Ivan V. Lalic - Acqua alta

 I

We've been together for too long, Serenissima

During the years and the uneven accelerations

Of our ruins, you queen of the sea:

The spirit above waters is tired, and why shouldn't He be

This eye, hardened from remembering from the inside

(That's how the fruit remembers), where images of you swarm

Like worms. You've gilded my retina with the sanctity of your waters over the Lagoon,

You've filled my nostrils with sickening smells

of tunnels inside which crumble the facades

of unventilated palaces, you've trapped the air

Breathed in by my memories, in the small bubbles

Of your glass jewels. It was love

And hatred at first sight: I, almost still a boy,

Hit in the plexus by the finally real picture

Of the most beautiful square among them all - and you simply

Behave according to your nature

And experience, and you lay the green I

Into your insatiable herbarium, next to so many

Acquaintances from the sleeping hours. Your wonder

Reminds me that one should question the meaning of fairytales

In the light of your truth, sensed

In chroniclers' nightmares, you foam

Blurry and golden on a wave's crest

Which rumbles trying to catch up with the beginning

And to be night and to be morning: day two.


II

Byzantium (and I am but a varlet of her spat-on shadow)

Had no clue she was suffering from Lagoon cancer, up until metastases

Ate out her liver, lungs, heart and future

In her raped womb. You're smiling, Serenissima,

among toothless winged lions, as 

Mother Mary is among irises, in sacrilege.

Black are these words, like black polish on the gondola

Which slides among shells of oranges and other trash

Of your canals. And golden, like the fuscous gold of the basilica, whose fruits burst

At the invisible seams, by the cut of the years.

But still, you'll say, didn't I want

Longhena to knit a temple into my heart,

Maybe only for the love of a Schiavon poet's love

Who knew some usually sealed

Secrets of love.

But

Your dome aligns with thee,

Santa Maria Della Salute.

Wrathful is the tired spirit above waters

And His wrath rumbles in the rumble of arhythmical breathing

Of nonbelieving water. You're smiling, Serenissima

And you ask: Have you ever thought about death

in Venice? There's an island and a graveyard over there

Where lay another poet, who said:

Things you truly love, last

Everything else is slag.

See me as slag, but remember me

As a flame, only as a flame.


III

Step by step, to the square - 

(That's how ambassadors of empires walked in)

Filthy water. The one from loose bedrocks

Of stone trees (Forgive me, holy mother...)

The one chased by the wind off of Adriatic's shallow sea

To the three confused entrances into the Lagoon, poisoned

In Marghera. That's how a sick century does justice

And punishes beauty's arrogance, addressed in 

The nothingness, between two mirrors.

I see you, eaten out by feces of pigeons, you queen

And by the darkness which rises from the veins of your waters.

PAX TIBI MARCE EVANGELISTA MEVS* 

If only your bones could swing on the high tide,

And the gold above them shivers, and the gems

Shiver in the cold. And four horses from Constantinople 

Widen their nostrils, irritated by the smell,

Four horsemen from Patmos. 

Acqua alta.**

I'll be the first to leave. Your ruin

Accelerates slower, Serenissima.

There, my black dog licks my hand;

It's a weird blessing, in the twilight

Of an April day. We've been together for too long,

in love and hatred two diverse transiences.

And may the spirit above waters have mercy on us,

In all His absence, may he have mercy on us. 



*-Peace be with you Mark, my evangelist

** - High water


Behind the poem

With various metaphors alluding to the battle between the Republic of Venice (Serenissima) and Byzantine for cultural supremacy, Lalić alludes to the constant battle between the West and the East.
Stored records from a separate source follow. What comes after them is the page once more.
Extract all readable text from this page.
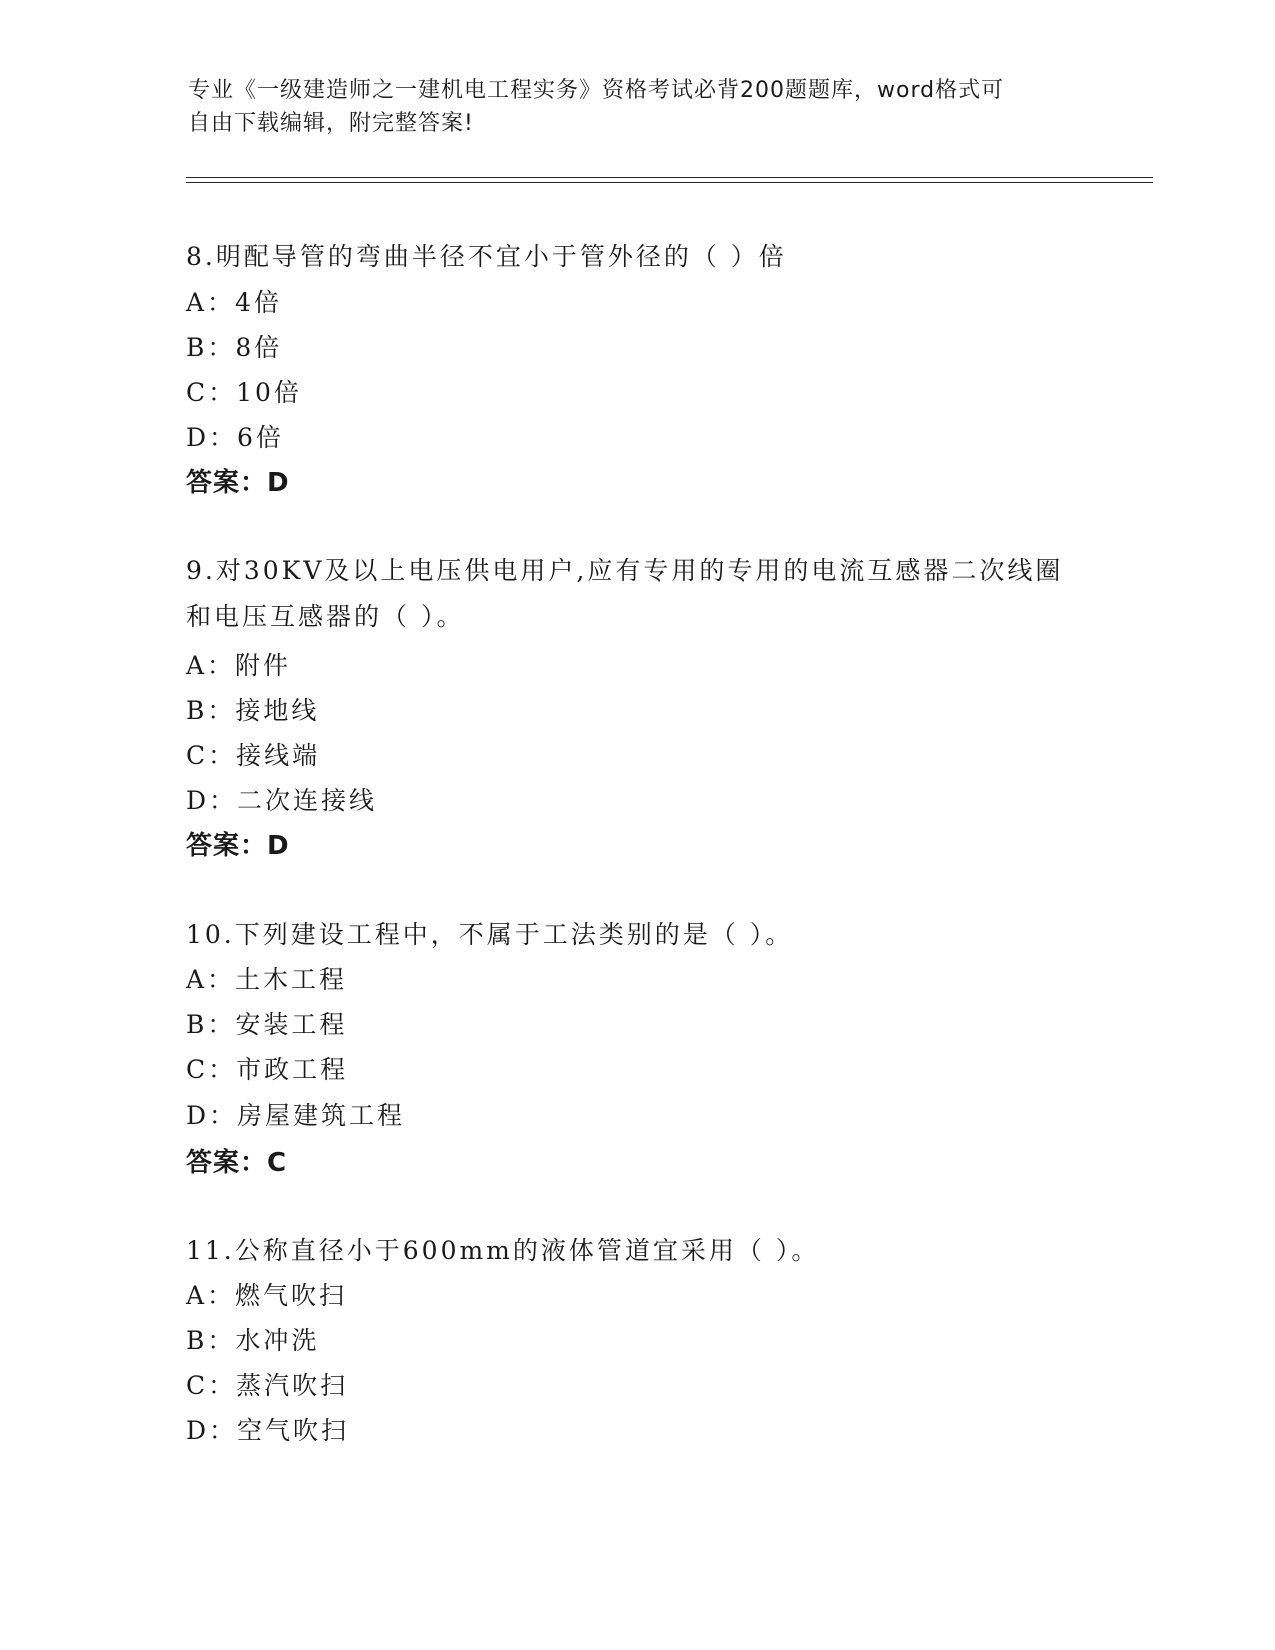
专业《一级建造师之一建机电工程实务》资格考试必背200题题库，word格式可
自由下载编辑，附完整答案!
8.明配导管的弯曲半径不宜小于管外径的（ ）倍
A：4倍
B：8倍
C：10倍
D：6倍
答案：D
9.对30KV及以上电压供电用户,应有专用的专用的电流互感器二次线圈和电压互感器的（ ）。
A：附件
B：接地线
C：接线端
D：二次连接线
答案：D
10.下列建设工程中，不属于工法类别的是（ ）。
A：土木工程
B：安装工程
C：市政工程
D：房屋建筑工程
答案：C
11.公称直径小于600mm的液体管道宜采用（ ）。
A：燃气吹扫
B：水冲洗
C：蒸汽吹扫
D：空气吹扫
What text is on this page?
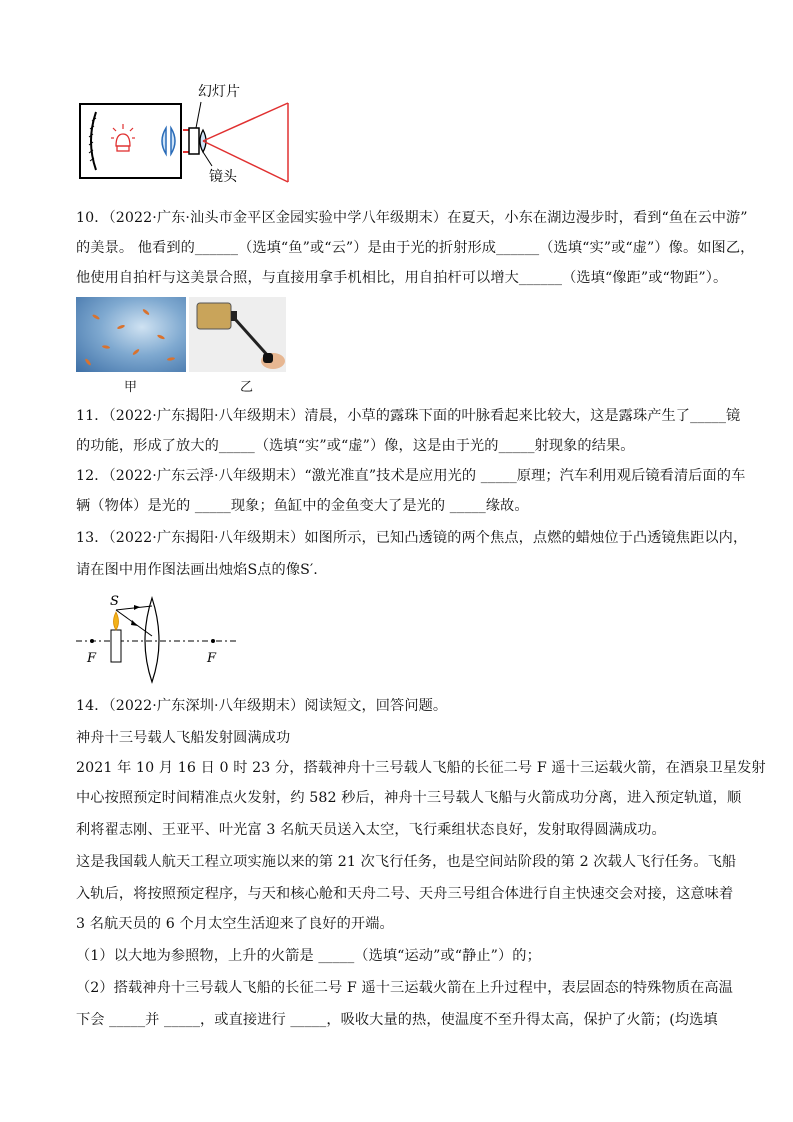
幻灯片
镜头
10．（2022·广东·汕头市金平区金园实验中学八年级期末）在夏天，小东在湖边漫步时，看到“鱼在云中游”
的美景。 他看到的______（选填“鱼”或“云”）是由于光的折射形成______（选填“实”或“虚”）像。如图乙，
他使用自拍杆与这美景合照，与直接用拿手机相比，用自拍杆可以增大______（选填“像距”或“物距”）。
甲	乙
11．（2022·广东揭阳·八年级期末）清晨，小草的露珠下面的叶脉看起来比较大，这是露珠产生了_____镜
的功能，形成了放大的_____（选填“实”或“虚”）像，这是由于光的_____射现象的结果。
12．（2022·广东云浮·八年级期末）“激光准直”技术是应用光的 _____原理；汽车利用观后镜看清后面的车
辆（物体）是光的 _____现象；鱼缸中的金鱼变大了是光的 _____缘故。
13．（2022·广东揭阳·八年级期末）如图所示，已知凸透镜的两个焦点，点燃的蜡烛位于凸透镜焦距以内，
请在图中用作图法画出烛焰S点的像S′.
F	F
S
14．（2022·广东深圳·八年级期末）阅读短文，回答问题。
神舟十三号载人飞船发射圆满成功
2021 年 10 月 16 日 0 时 23 分，搭载神舟十三号载人飞船的长征二号 F 遥十三运载火箭，在酒泉卫星发射
中心按照预定时间精准点火发射，约 582 秒后，神舟十三号载人飞船与火箭成功分离，进入预定轨道，顺
利将翟志刚、王亚平、叶光富 3 名航天员送入太空，飞行乘组状态良好，发射取得圆满成功。
这是我国载人航天工程立项实施以来的第 21 次飞行任务，也是空间站阶段的第 2 次载人飞行任务。飞船
入轨后，将按照预定程序，与天和核心舱和天舟二号、天舟三号组合体进行自主快速交会对接，这意味着
3 名航天员的 6 个月太空生活迎来了良好的开端。
（1）以大地为参照物，上升的火箭是 _____（选填“运动”或“静止”）的；
（2）搭载神舟十三号载人飞船的长征二号 F 遥十三运载火箭在上升过程中，表层固态的特殊物质在高温
下会 _____并 _____，或直接进行 _____，吸收大量的热，使温度不至升得太高，保护了火箭；(均选填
There's a sort of love in East's hatred towards the West, partially because the West has always been an unreachable ideal to the East. 

On a few occasions here, Lalić also alludes to the poem "Santa Maria Della Salute", written by Serbian poet Laza Kostić (dedicated to Lenka Dunđerski, a girl he was hopelessly in love with, thirty years his junior), famously named after a church in Venice for whose bedrocks trees from Croatian forests were cut.